The next dive was at “The Rock” again, but this time it was going to be a shallow no-decompression dive. Simon waited for me as I joined him near the top of the lava knoll. Almost immediately, we were joined by a long-finned boarfish who refused to stay in one place long enough to have its photo taken. I swam away from the boarfish, but it seemed to think I was rejecting it so it made a point of swimming right up next to me while I looked out for nudibranchs and banded coral shrimps. Eventually I gave it the slip and found Simon taking photos around the corner. Huge snapper circled above us.
The water was thick with noisy open-circuit underwater photographers, so I headed for the highest point of The Rock and observed a nudibranch laying its spiral egg case. Crested blennies were everywhere and popped their inquisitive looking faces out of the holes in the rhyolite rock. Definitely the place to get a good photo of one. Simon finished taking photographs so he signalled that he was ready to surface and we were back on the boat within a few minutes.
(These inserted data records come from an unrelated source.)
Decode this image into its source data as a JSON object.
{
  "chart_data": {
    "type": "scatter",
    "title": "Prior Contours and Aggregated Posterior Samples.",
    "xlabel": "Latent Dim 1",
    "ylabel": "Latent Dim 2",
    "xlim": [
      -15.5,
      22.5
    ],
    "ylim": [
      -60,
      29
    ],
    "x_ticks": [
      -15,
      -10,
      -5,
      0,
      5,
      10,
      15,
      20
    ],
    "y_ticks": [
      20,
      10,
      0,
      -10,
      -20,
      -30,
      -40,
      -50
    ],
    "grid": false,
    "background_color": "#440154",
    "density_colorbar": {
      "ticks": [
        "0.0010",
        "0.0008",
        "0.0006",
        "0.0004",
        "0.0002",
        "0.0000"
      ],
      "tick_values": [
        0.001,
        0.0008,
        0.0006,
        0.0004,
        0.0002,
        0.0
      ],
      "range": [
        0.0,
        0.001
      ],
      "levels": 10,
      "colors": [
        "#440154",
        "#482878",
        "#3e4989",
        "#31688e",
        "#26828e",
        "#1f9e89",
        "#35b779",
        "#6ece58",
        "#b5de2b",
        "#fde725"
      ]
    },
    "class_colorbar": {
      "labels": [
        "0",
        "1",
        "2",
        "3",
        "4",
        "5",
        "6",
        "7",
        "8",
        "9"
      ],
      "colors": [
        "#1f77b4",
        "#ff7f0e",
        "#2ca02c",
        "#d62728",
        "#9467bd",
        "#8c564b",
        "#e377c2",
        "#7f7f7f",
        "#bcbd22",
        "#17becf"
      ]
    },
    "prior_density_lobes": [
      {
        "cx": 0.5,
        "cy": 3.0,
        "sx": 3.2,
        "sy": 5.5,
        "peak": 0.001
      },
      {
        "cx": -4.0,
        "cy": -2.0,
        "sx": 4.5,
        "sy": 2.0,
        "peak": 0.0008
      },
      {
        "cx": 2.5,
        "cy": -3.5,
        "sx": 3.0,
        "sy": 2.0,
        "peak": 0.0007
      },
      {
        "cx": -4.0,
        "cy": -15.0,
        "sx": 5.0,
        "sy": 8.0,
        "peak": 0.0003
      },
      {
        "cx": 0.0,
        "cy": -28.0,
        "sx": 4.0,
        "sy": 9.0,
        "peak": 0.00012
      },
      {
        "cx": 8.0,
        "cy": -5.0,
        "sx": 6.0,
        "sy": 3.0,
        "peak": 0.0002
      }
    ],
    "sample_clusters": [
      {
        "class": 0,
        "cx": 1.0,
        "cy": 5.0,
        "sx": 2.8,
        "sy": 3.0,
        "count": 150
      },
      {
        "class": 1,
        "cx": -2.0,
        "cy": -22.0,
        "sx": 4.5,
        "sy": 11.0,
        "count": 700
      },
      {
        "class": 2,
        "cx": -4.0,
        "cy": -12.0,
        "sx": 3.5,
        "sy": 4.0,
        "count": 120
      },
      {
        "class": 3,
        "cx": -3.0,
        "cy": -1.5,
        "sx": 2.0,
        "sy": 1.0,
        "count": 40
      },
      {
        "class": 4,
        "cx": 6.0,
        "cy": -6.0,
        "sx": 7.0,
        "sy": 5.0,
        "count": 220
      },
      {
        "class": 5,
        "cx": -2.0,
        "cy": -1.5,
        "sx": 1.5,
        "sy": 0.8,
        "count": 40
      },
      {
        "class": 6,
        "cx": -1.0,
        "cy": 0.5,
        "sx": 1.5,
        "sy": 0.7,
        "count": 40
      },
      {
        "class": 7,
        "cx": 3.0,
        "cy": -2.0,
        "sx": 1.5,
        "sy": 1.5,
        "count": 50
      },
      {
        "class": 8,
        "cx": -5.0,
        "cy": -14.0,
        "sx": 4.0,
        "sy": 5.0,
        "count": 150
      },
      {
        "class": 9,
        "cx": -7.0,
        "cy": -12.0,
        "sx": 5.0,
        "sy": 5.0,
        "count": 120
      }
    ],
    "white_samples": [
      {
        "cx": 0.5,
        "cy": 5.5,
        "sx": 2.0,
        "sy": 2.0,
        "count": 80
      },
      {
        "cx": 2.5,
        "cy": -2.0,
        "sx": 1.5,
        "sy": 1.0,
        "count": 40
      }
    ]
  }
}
Noel took the boat back to Tutukaka, but before we set off I cleared a space on one of the forward bunks and grabbed the chance of a sleep before my 7 hour drive back to New Plymouth in Taranaki.
--
I noticed during my last dive on the Sunday that my rebreather controllers were showing that cell 3 was giving a reading about 0.1bar above the other two cells. This is usually due to moisture on the cell face. I currently have the rebreather electronics hanging up and drying out, but I’ll keep an eye on it and perform a linearity check before the next dives.